Григорий Антонович округлил глаза, голос, прозвучавший в голове, показался ему очень знакомым. «Не верь ему, Мьорр! Это говорю тебе я, Кдахна».
«Кому это – ему?! Неужели…», – мысленно отозвался Григорий Антонович новой собеседнице.
«Да, Гриша, да, это Сагутарх явился под моей личиной. Он, собака, хочет воззвать к твоей чести, к твоей ярости, чтобы воссоздать Воителей Гнева и вернуть их под свой контроль».
«Это я понял, – ответил Григорий Антонович, разглядывая поросшую мхом стенку колодца, – И ему они нужны вовсе не для борьбы с Ковчегом, так?».
«Красавчик, Григорий! Я не сомневалась в тебе, когда мы ныкали коды перед ссылкой. Не помнишь ни хрена, да? А это ведь я уговорила, чтобы всё поместить в тебя, а ты – давай раздадим, давай раздадим, чтоб хотя бы у пятерых были, а то мало ли что. Вот видишь – мало ли что чуть и не случилось».

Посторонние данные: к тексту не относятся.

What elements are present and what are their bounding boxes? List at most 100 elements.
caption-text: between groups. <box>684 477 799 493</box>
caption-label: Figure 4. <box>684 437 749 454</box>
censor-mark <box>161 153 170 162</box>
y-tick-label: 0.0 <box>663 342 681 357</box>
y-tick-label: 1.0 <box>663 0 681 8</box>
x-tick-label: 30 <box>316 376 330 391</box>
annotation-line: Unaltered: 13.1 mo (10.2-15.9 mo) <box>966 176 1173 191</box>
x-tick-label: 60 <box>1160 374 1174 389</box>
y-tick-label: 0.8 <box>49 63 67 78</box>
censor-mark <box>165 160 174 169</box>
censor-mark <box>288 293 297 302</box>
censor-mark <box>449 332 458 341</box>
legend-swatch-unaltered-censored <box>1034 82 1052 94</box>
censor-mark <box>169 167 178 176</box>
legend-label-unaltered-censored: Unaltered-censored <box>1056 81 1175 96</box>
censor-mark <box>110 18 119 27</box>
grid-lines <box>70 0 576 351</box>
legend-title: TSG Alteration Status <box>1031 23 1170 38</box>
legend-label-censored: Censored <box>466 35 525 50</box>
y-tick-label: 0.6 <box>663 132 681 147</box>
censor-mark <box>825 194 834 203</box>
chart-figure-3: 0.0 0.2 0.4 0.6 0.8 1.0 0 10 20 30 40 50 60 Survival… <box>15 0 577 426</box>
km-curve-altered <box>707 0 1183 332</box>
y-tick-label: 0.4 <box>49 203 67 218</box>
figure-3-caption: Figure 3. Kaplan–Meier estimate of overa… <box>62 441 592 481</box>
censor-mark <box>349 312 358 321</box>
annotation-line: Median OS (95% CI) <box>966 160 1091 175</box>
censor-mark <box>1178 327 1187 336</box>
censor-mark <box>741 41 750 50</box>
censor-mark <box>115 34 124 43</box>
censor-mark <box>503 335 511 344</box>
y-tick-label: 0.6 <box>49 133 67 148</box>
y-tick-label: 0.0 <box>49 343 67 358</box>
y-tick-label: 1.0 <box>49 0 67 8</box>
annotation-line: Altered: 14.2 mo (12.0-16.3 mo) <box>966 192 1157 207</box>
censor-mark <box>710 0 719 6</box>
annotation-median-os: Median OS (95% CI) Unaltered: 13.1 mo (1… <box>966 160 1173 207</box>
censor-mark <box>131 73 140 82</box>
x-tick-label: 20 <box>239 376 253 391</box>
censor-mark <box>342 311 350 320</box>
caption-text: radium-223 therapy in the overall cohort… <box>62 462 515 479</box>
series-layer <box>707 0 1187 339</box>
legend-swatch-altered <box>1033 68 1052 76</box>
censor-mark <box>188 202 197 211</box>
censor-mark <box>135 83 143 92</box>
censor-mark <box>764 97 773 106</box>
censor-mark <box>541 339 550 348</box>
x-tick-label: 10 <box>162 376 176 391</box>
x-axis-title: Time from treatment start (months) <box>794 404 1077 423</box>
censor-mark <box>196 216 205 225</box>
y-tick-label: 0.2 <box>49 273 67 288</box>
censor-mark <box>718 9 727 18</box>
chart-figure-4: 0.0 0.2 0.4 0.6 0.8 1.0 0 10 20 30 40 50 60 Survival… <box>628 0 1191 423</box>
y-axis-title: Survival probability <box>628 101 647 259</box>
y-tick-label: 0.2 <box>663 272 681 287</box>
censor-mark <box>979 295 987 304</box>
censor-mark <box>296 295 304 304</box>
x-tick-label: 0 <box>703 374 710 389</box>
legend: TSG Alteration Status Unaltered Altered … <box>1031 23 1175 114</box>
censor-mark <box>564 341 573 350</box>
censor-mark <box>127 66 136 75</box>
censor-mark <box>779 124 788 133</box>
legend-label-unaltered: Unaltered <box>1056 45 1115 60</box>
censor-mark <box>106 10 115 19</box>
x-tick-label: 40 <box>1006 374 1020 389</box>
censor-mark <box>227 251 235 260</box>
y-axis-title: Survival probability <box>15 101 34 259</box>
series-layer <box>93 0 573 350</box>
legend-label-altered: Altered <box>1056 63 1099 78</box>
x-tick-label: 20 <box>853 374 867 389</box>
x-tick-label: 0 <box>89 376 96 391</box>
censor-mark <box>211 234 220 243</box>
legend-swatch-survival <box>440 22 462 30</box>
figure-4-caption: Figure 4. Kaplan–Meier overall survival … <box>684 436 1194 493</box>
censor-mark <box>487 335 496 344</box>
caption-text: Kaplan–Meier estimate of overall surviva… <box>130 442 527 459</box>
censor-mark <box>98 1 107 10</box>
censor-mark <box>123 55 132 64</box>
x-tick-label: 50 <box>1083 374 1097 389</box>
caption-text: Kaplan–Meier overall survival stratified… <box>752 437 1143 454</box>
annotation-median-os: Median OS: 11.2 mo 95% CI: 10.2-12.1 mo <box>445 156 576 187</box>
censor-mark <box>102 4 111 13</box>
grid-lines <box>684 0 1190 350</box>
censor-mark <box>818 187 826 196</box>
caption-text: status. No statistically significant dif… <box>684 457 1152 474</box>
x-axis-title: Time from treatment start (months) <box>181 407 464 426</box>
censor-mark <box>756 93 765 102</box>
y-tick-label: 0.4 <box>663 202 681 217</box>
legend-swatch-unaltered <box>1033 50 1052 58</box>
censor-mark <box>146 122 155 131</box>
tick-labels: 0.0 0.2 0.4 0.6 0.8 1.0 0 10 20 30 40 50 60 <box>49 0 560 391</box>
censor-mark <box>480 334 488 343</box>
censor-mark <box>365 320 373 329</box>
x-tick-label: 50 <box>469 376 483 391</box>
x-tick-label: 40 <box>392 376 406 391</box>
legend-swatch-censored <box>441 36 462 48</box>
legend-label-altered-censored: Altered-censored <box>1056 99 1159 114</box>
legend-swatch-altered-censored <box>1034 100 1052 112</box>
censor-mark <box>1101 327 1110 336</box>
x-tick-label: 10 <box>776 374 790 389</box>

«Ну да. А эта, то есть этот нас не слышит?»
«Не боись, мы тоже время на паузу ставить умеем. Только моя пауза совсем недолгая будет, энергии маловато».
«Понял. Ты хоть скажи, что на самом деле творится…там?»,
«Там, то есть – здесь, всё норм. Ковчегу кирдык, мы его дезинтегрировали до последнего гадского бозона. Нет их больше. А этот, козлина, сбежал. Узнал как-то про то, что коды у тебя (тоже ведь нашлась сука какая-то, сболтнула), и примчался вот ныть, да выпрашивать, якобы для спасения родного мира, или чего там? Для мести? Ну конечно. Думает, с помощью Воителей сможет сам избежать возмездия, хрена ему лысого! Он тебе ещё показывал, небось, что всё сгорело и всех убили. Фигня всё это, планеты все наши целёхоньки, так что не ссы».
«Погоди, Разящая, свет очей моих и огня ярости, что за лексикон у тебя?».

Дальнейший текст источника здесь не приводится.